Population and sampling technique

The population of this study is composed of 58 bus drivers working in the same trip destination in X company. The researcher used convenient sampling method in choosing the respondents. The questionnaires were given at the end of the day after the drivers work.

Instrumentation

To gather data from the respondents, the researcher constructed and adopted the questionnaires based on literatures and previous studies. The first part of the questionnaire is self-constructed. It is composed of demographic profile of the respondents which included the age, length of experience, smoking habit and the length of sitting when working. The second part of the questionnaire measured the low back pain of the bus drivers, adopted from Burton and Ludwing [25] by the use of numerical pain scale from 0 to 10. The way the pain scale is interpreted is score 0 for no pain, score one to three for minor pain, score four to six for moderate pain, score seven to ten for severe pain.

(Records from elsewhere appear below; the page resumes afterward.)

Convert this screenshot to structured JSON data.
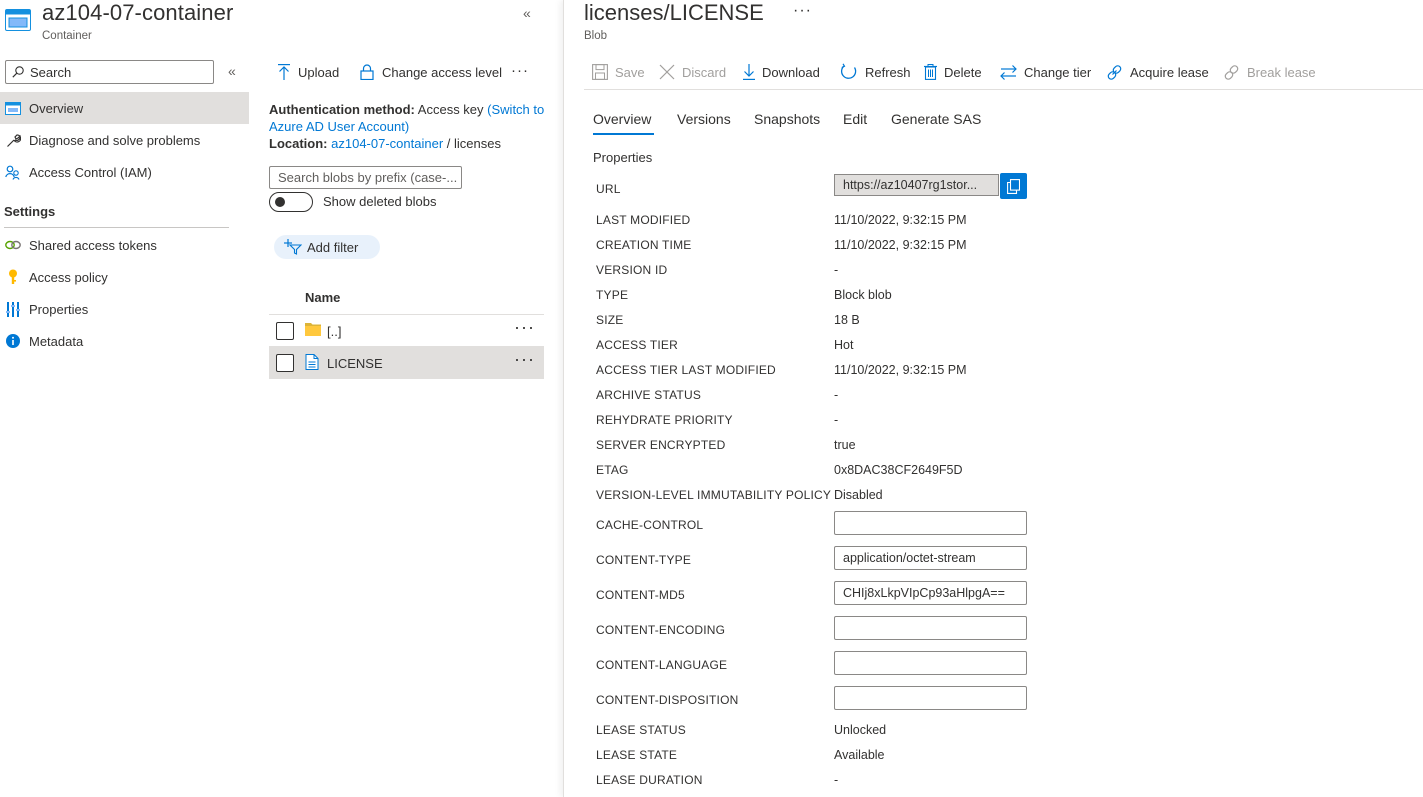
{
  "container": {
    "title": "az104-07-container",
    "subtitle": "Container",
    "search_placeholder": "Search",
    "menu": {
      "overview": "Overview",
      "diagnose": "Diagnose and solve problems",
      "iam": "Access Control (IAM)",
      "settings_header": "Settings",
      "shared_access_tokens": "Shared access tokens",
      "access_policy": "Access policy",
      "properties": "Properties",
      "metadata": "Metadata"
    },
    "commands": {
      "upload": "Upload",
      "change_access_level": "Change access level"
    },
    "auth": {
      "method_label": "Authentication method:",
      "method_value": "Access key",
      "switch_link_1": "(Switch to",
      "switch_link_2": "Azure AD User Account)",
      "location_label": "Location:",
      "location_link": "az104-07-container",
      "location_sep": "/",
      "location_folder": "licenses"
    },
    "prefix_search_placeholder": "Search blobs by prefix (case-...",
    "show_deleted_label": "Show deleted blobs",
    "add_filter_label": "Add filter",
    "column_name": "Name",
    "files": [
      {
        "name": "[..]",
        "type": "folder"
      },
      {
        "name": "LICENSE",
        "type": "file"
      }
    ]
  },
  "blob": {
    "title": "licenses/LICENSE",
    "subtitle": "Blob",
    "toolbar": {
      "save": "Save",
      "discard": "Discard",
      "download": "Download",
      "refresh": "Refresh",
      "delete": "Delete",
      "change_tier": "Change tier",
      "acquire_lease": "Acquire lease",
      "break_lease": "Break lease"
    },
    "tabs": [
      "Overview",
      "Versions",
      "Snapshots",
      "Edit",
      "Generate SAS"
    ],
    "properties_title": "Properties",
    "url_label": "URL",
    "url_value": "https://az10407rg1stor...",
    "props": [
      {
        "key": "LAST MODIFIED",
        "value": "11/10/2022, 9:32:15 PM"
      },
      {
        "key": "CREATION TIME",
        "value": "11/10/2022, 9:32:15 PM"
      },
      {
        "key": "VERSION ID",
        "value": "-"
      },
      {
        "key": "TYPE",
        "value": "Block blob"
      },
      {
        "key": "SIZE",
        "value": "18 B"
      },
      {
        "key": "ACCESS TIER",
        "value": "Hot"
      },
      {
        "key": "ACCESS TIER LAST MODIFIED",
        "value": "11/10/2022, 9:32:15 PM"
      },
      {
        "key": "ARCHIVE STATUS",
        "value": "-"
      },
      {
        "key": "REHYDRATE PRIORITY",
        "value": "-"
      },
      {
        "key": "SERVER ENCRYPTED",
        "value": "true"
      },
      {
        "key": "ETAG",
        "value": "0x8DAC38CF2649F5D"
      },
      {
        "key": "VERSION-LEVEL IMMUTABILITY POLICY",
        "value": "Disabled"
      }
    ],
    "inputs": [
      {
        "key": "CACHE-CONTROL",
        "value": ""
      },
      {
        "key": "CONTENT-TYPE",
        "value": "application/octet-stream"
      },
      {
        "key": "CONTENT-MD5",
        "value": "CHIj8xLkpVIpCp93aHlpgA=="
      },
      {
        "key": "CONTENT-ENCODING",
        "value": ""
      },
      {
        "key": "CONTENT-LANGUAGE",
        "value": ""
      },
      {
        "key": "CONTENT-DISPOSITION",
        "value": ""
      }
    ],
    "lease": [
      {
        "key": "LEASE STATUS",
        "value": "Unlocked"
      },
      {
        "key": "LEASE STATE",
        "value": "Available"
      },
      {
        "key": "LEASE DURATION",
        "value": "-"
      }
    ]
  }
}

Statistical treatment of data

The data was analyzed with Statistical Package for the Social Sciences (SPSS). Correlational analysis of Pearson Product Moment Coefficient Correlation will be used to answer the research question number one. Comparative analysis of One-Way ANOVA will be used to answer research question number two and three.

Results and Discussion

This chapter presents the discussion, findings and interpretation of the data gathered. The data retrieved were statistically analyzed to answer the sequence of the research questions.

Demographic Profile of the respondents

This section presents the demographic profile of respondents. Textual and table presentations of the average static sitting, average low back pain, average length of experience and average smoking habit of the respondents are presented accordingly.